M&A is not only about valuation.
It is about combined strength.
A smaller partner with strong customer relationships may need automation and vendor depth. A larger partner may need local presence or specialized skills. A security-focused partner may need cloud capability. A cloud partner may need security capability.
The next phase will reward partners who know when to build, when to partner, and when to combine.
My practical playbook for MSPs
For partners and MSPs, I see four priorities.
1. Automate before adding overhead
Review every repetitive process in the business.
Ticket routing, onboarding, reporting, patching, backup checks, renewal reminders, billing, license reviews, security alerts, and customer health reports.
If it is repetitive, it should be automated.
2. Use AI to grow existing customers
Your current customer base has hidden revenue.
Use AI to identify upsell, cross-sell, bundling, renewal, and risk-based opportunities.
Do not only ask:
“How do we get more leads?”
Also ask:
“How do we create more value from the customers who already trust us?”
3. Build security-led bundles
Customers do not want ten disconnected tools.
They want simple outcomes.
Create clear bundles around backup, endpoint security, email security, MDR, phishing protection, compliance, and recovery readiness.
Make it easy for the customer to understand what they are buying.
4. Think strategically about collaboration
Do not wait until the business is under pressure.
Start thinking early about partnerships, alliances, service expansion, and possible M&A opportunities.

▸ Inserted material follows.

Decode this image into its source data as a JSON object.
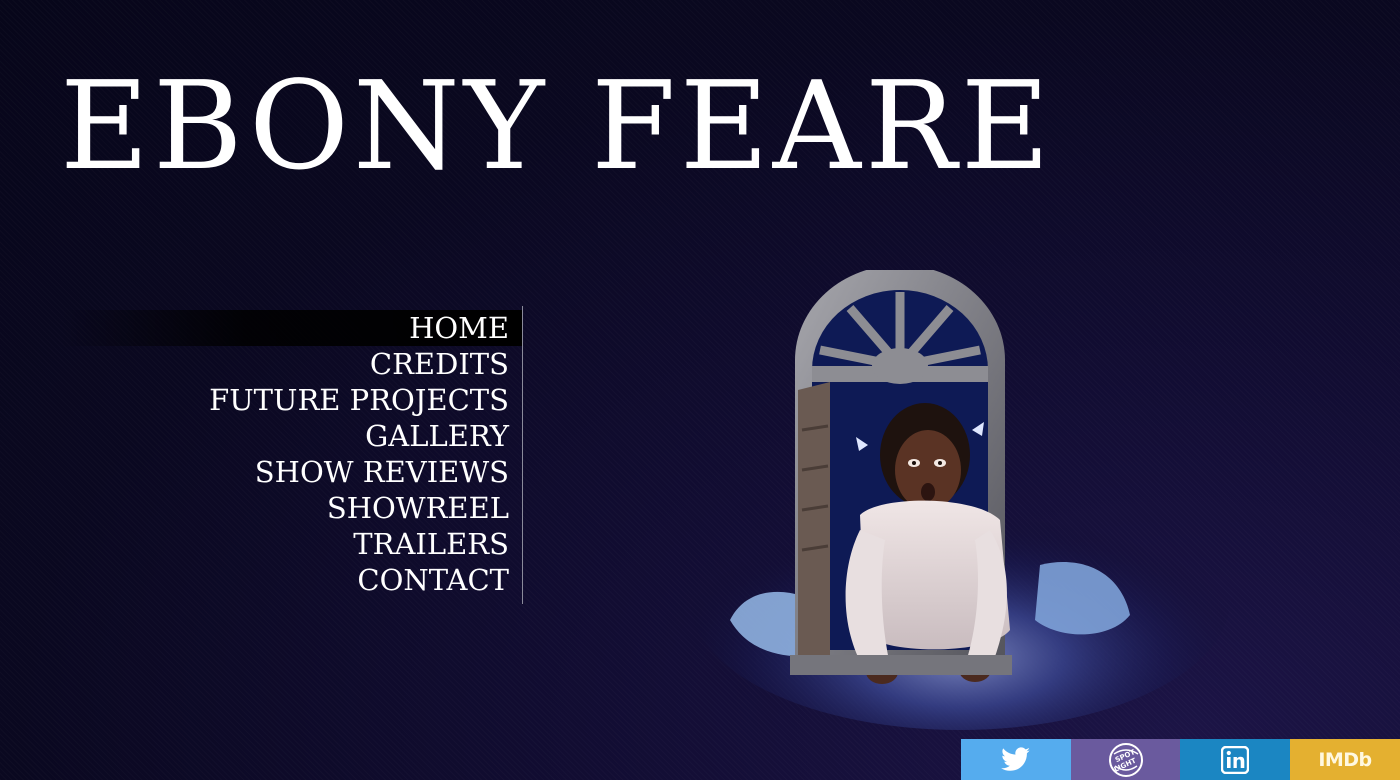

The right collaboration can create stronger capability, stronger market access, and stronger long-term value.
Final thought
AI will not replace MSPs.
But AI-enabled MSPs will outperform manual MSPs.
The future MSP will not only fix issues. It will predict, automate, secure, optimize, and advise.
The winners will be those who use AI to improve margins, reduce operational load, create new services, strengthen customer relationships, and make smarter business decisions.
For every partner, the question is simple:
Are we only managing IT?
Or are we building an intelligent, secure, scalable services business?
That answer will decide who grows in the next phase.